A GENERAL COMPUTATIONAL FRAMEWORK TO MEA-SURE THE EXPRESSIVENESS OF COMPLEX NETWORKS USING A TIGHT UPPER BOUND OF LINEAR REGIONS Anonymous

Abstract

The expressiveness of deep neural network (DNN) is a perspective to understand the surprising performance of DNN. The number of linear regions, i.e. pieces that a piece-wise-linear function represented by a DNN, is generally used to measure the expressiveness. And the upper bound of regions number partitioned by a rectifier network, instead of the number itself, is a more practical measurement of expressiveness of a rectifier DNN. In this work, we propose a new and tighter upper bound of regions number. Inspired by the proof of this upper bound and the framework of matrix computation in Hinz & Van de Geer ( 2019), we propose a general computational approach to compute a tight upper bound of regions number for theoretically any network structures (e.g. DNN with all kind of skip connections and residual structures). Our experiments show our upper bound is tighter than existing ones, and explain why skip connections and residual structures can improve network performance.

1. INTRODUCTION

Deep nerual network (DNN) (LeCun et al., 2015) has obtained great success in many fields such as computer vision, speech recognition and neural language process (Krizhevsky et al., 2012; Hinton et al., 2012; Devlin et al., 2018; Goodfellow et al., 2014) . However, it has not been completely understood why DNNs can perform well with satisfying generalization on different tasks. Expressiveness is one perspective used to address this open question. More specifically, one can theoretically study expressiveness of DNNs using approximation theory (Cybenko, 1989; Hornik et al., 1989; Hanin, 2019; Mhaskar & Poggio, 2016; Arora et al., 2016) , or measure the expressiveness of a DNN. While sigmoid or tanh functions are employed as the activation functions in early work of DNNs, rectified linear units (ReLU) or other piece-wise linear functions are more popular in nowadays. Yarotsky (2017) has proved that any DNN with piece-wise linear activation functions can be transformed to a DNN with ReLU. Thus, the study of expressiveness usually focuses on ReLU DNNs. It is known that a ReLU DNN represents a piece-wise linear (PWL) function, which can be regarded to have different linear transforms for each region.
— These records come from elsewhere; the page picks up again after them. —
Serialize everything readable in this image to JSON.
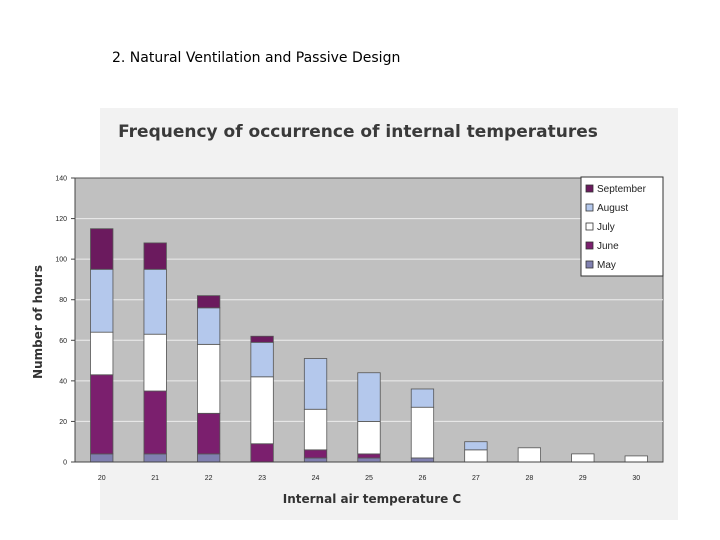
{
  "slide": {
    "title": "2. Natural Ventilation and Passive Design"
  },
  "chart_data": {
    "type": "bar",
    "stacked": true,
    "title": "Frequency of occurrence of internal temperatures",
    "xlabel": "Internal air temperature C",
    "ylabel": "Number of hours",
    "ylim": [
      0,
      140
    ],
    "yticks": [
      0,
      20,
      40,
      60,
      80,
      100,
      120,
      140
    ],
    "categories": [
      "20",
      "21",
      "22",
      "23",
      "24",
      "25",
      "26",
      "27",
      "28",
      "29",
      "30"
    ],
    "series": [
      {
        "name": "May",
        "color": "#8080b0",
        "values": [
          4,
          4,
          4,
          0,
          2,
          2,
          2,
          0,
          0,
          0,
          0
        ]
      },
      {
        "name": "June",
        "color": "#7b1f6e",
        "values": [
          39,
          31,
          20,
          9,
          4,
          2,
          0,
          0,
          0,
          0,
          0
        ]
      },
      {
        "name": "July",
        "color": "#ffffff",
        "values": [
          21,
          28,
          34,
          33,
          20,
          16,
          25,
          6,
          7,
          4,
          3
        ]
      },
      {
        "name": "August",
        "color": "#b4c8ec",
        "values": [
          31,
          32,
          18,
          17,
          25,
          24,
          9,
          4,
          0,
          0,
          0
        ]
      },
      {
        "name": "September",
        "color": "#6b1a5e",
        "values": [
          20,
          13,
          6,
          3,
          0,
          0,
          0,
          0,
          0,
          0,
          0
        ]
      }
    ],
    "legend_placement": "top-right",
    "legend_order": [
      "September",
      "August",
      "July",
      "June",
      "May"
    ],
    "grid": true,
    "plot_background": "#c0c0c0"
  }
}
And with more regions the PWL function is more complex and has stronger expressive ability. Therefore, the number of linear regions is intuitively a meaningful measurement of expressiveness (Pascanu et al., 2013; Montufar et al., 2014; Raghu et al., 2017; Serra et al., 2018; Hinz & Van de Geer, 2019) . A direct measurement of linear regions number is difficult, if not impossible, and thus the upper bound of linear regions number is practically used as a figure of metrics to characterize the expressiveness. Inspired by the computational framework in (Hinz & Van de Geer, 2019), we improve the upper bound in Serra et al. (2018) for multilayer perceptrons (MLPs) and extend the framework to more complex networks. More importantly, we propose a general approach to construct a more accurate upper bound for almost any type of network. The contributions of this paper are listed as follows. • Through a geometric analysis, we derive a recursive formula for γ, which is a key parameter to construct a tight upper bound. Employing a better initial value, we propose a tighter upper bound for deep fully-connected ReLU networks. In addition, the recursive formula provide a potential to further improve the upper bound given an improved initial value.